I would have struggled to draw that morning, as there was an eye-wateringly cold wind, but when we retreated to Scarborough for lunch it was like stepping into summer: the wind dropped and the sun came out.
They’re letting the alpacas out into the paddock this morning at Charlotte’s Ice Cream Parlour, Whitley. They seem so excited and frisky that I get the impression that this must be the first time they’ve been out since they were transferred to the stables for the winter.
Also getting their first taste of springtime freedom are the donkeys, which are trotting out briskly but not as boisterously as the llamas.
Crows v.
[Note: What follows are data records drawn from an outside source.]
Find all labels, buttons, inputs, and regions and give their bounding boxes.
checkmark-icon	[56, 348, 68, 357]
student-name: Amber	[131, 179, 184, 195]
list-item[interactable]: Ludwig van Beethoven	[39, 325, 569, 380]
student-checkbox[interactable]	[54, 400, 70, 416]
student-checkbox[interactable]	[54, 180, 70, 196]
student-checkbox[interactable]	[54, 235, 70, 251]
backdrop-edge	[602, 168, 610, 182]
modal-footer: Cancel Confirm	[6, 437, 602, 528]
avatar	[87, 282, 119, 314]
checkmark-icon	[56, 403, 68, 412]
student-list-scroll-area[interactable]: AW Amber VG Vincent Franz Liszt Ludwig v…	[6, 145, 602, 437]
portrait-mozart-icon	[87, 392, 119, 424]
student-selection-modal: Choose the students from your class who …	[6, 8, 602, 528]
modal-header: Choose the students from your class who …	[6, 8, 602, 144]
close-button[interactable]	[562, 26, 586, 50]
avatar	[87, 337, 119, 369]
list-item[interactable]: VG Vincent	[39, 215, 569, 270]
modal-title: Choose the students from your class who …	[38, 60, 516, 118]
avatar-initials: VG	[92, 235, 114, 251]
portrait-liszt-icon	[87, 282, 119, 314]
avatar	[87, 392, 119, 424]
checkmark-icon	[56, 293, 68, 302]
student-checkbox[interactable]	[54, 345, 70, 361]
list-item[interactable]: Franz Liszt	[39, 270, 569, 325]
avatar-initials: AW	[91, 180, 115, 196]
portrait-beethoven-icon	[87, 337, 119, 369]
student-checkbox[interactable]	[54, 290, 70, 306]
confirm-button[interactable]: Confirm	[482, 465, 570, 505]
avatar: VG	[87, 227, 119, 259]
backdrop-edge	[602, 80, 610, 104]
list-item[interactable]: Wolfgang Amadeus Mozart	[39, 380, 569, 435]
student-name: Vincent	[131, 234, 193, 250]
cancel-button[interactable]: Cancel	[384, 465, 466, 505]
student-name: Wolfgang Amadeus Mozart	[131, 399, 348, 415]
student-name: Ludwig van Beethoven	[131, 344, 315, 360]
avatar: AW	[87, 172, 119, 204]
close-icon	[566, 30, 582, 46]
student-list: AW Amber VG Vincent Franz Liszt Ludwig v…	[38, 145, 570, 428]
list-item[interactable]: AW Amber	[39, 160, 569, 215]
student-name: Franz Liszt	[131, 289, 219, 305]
Kestrel
We spot a kestrel hovering motionless over the open pasture but it doesn’t stay there for long: two carrion crows make a beeline towards it and the first dives down on it then loops around and swoops up from below, sending it on its way.
Wildfowl Wars
There’s a high-pitched whistling call from the wildfowl pool where a drake is having a go at a pair of mandarin ducks, which are perching on a rock at the corner of the pool. Unlike the kestrel, it doesn’t look as if they’re going to move.
I must go back and take a closer look at the ‘drake’. I’ve drawn him from memory and made him look like a miniature Canada goose, but I suspect that he might have been a variety of duck. He might even have had a black mask and a white neck, rather than vice versa, like a barnacle goose, as I’ve shown him.
The black-tipped feather, lower right, is definitely wood pigeon, probably a secondary from its left wing. The others, I’m not so sure about; the white leading edge of the top feather makes me think gull.
The brownish cast to the feather, lower left, might be from a pink-footed goose. There’s a pinioned goose which we often see preening by the path beside the Middle Lake at Nostell, where I picked up all these feathers.
7.55 a.m.: A male reed bunting perches on a dried up purple loosestrife stem then flies down to the edge of the pond and stays there for a minute, not apparently finding anything to feed on.
If it’s checking out our small pond, it isn’t impressed, as it flies up into the crab apple, joining the regular tits and finches for another minute or two before flying off towards the lower end of the wood, perhaps to drop in on Coxley Beck. It takes no interest in the bird feeders.
We can’t see an accompanying female.
Reed buntings are regulars in the marshy fields by the river half a mile away but it’s a rarity for us to spot one in the garden. In fact, I don’t remember recording one before; if so it must have been over twenty-five years ago.
Just time at 4.30 for a quick session drawing the pheasants that have been gleaning spilt sunflower seeds beneath the feeders for most of the day.
Working in fountain pen with regular ink speeds up the process of drawing. I’d normally use Noodlers waterproof ink because I find it so useful, being able to add a wash of watercolour without the ink running but, in the time available today, regular ink seems to flow more freely. Besides, I’m in the mood for a drawing with an inky quality to it. For once, I won’t add the red, green and red gold of the cock pheasant’s plumage.
60 seconds looking, 8 seconds drawing
I enjoyed watching The Great Painting Challenge from ZSL Whipsnade Zoo yesterday. The warm-up exercise that Pascal Anson gave the contestants, urging them to spend 60 seconds looking at the elephants, then only 8 seconds drawing, is more or less what I’m trying here – except without Pascal standing there with his stopwatch: the pheasants are so active that I’ve got no choice other than to try and take a mental snapshot of a pose, then draw the whole thing. But I do then work on the details of the plumage in short bursts.